Cette performance repose sur le secteur secondaire, en particulier les activités extractives, et sur une reprise modérée de l’agriculture, tandis que le tertiaire et les taxes nettes sur les produits connaissent une décélération. L’activité économique hors hydrocarbures et agriculture reste faible, avec une croissance de 1,6%, confirmant des fragilités structurelles persistantes.
La demande est soutenue par les exportations d’hydrocarbures, alors que l’investissement public reste limité par la consolidation budgétaire, impactant également la consommation privée. L’inflation a été contenue à 1,4% en 2025, dans la fourchette cible de la BCEAO, portée par la détente des prix internationaux de l’énergie et des produits alimentaires, malgré certaines pressions sur les produits locaux. L’appréciation de 0,9% du FCFA sur le taux de change effectif réel traduit une légère érosion de la compétitivité-prix de l’économie.
Sur le plan extérieur, le Sénégal a enregistré une amélioration de sa balance commerciale, avec des exportations de biens en hausse de 52,7% grâce aux hydrocarbures, et des importations limitées à 1,6%. Le déficit commercial a été réduit de 8,5 points de PIB, à -3,7%, et le déficit du compte courant devrait s’établir à 4,1% du PIB.
Les finances publiques ont connu une amélioration notable, le solde budgétaire passant de 13,7% à 6,2% du PIB, grâce à une progression des recettes fiscales et une compression des dépenses, malgré la pression des charges d’intérêts et des subventions. La masse monétaire a progressé de 13,3%, portée par l’augmentation des avoirs extérieurs nets, et les crédits à l’économie ont augmenté de 8,4%, sans effet d’éviction notable sur le financement privé.
Le recours du Sénégal au marché régional des titres publics a fortement augmenté, avec 2 225 milliards de FCFA levés, soit +122,8% par rapport à 2024, et une participation notable d’investisseurs non-résidents, notamment ivoiriens. Sur les marchés financiers internationaux, les conditions d’accès se sont améliorées au second semestre, ouvrant une fenêtre pour un retour graduel sur le marché international, malgré des rendements élevés sur certains eurobonds liés à l’incertitude budgétaire et à l’absence de programme avec le FMI.
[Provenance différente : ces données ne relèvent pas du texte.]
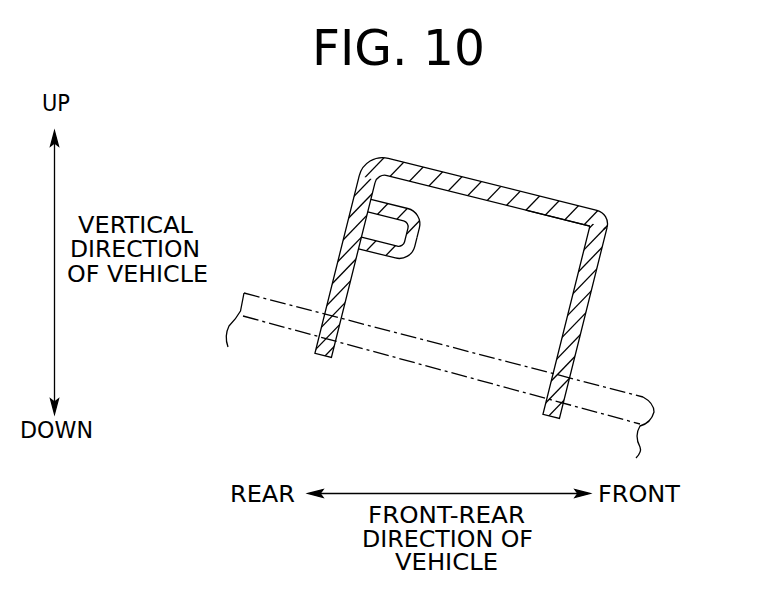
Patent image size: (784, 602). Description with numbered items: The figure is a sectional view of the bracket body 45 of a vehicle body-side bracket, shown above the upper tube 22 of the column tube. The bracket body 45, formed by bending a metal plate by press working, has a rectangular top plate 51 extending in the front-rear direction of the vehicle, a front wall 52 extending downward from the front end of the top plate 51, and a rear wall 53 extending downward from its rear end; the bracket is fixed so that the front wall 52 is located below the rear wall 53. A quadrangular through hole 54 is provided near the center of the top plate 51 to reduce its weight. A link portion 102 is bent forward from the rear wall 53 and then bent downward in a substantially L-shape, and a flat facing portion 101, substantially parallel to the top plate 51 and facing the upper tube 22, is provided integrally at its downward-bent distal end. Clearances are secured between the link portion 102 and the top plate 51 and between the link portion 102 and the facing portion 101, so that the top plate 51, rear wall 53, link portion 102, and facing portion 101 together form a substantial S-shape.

Au total, le rapport souligne une conjoncture favorable portée par le secteur extractif, une consolidation budgétaire progressive et un renforcement des équilibres extérieurs, tout en appelant à poursuivre les réformes structurelles, élargir la base des investisseurs et consolider les finances publiques pour soutenir une croissance plus inclusive et diversifiée à l’horizon 2027.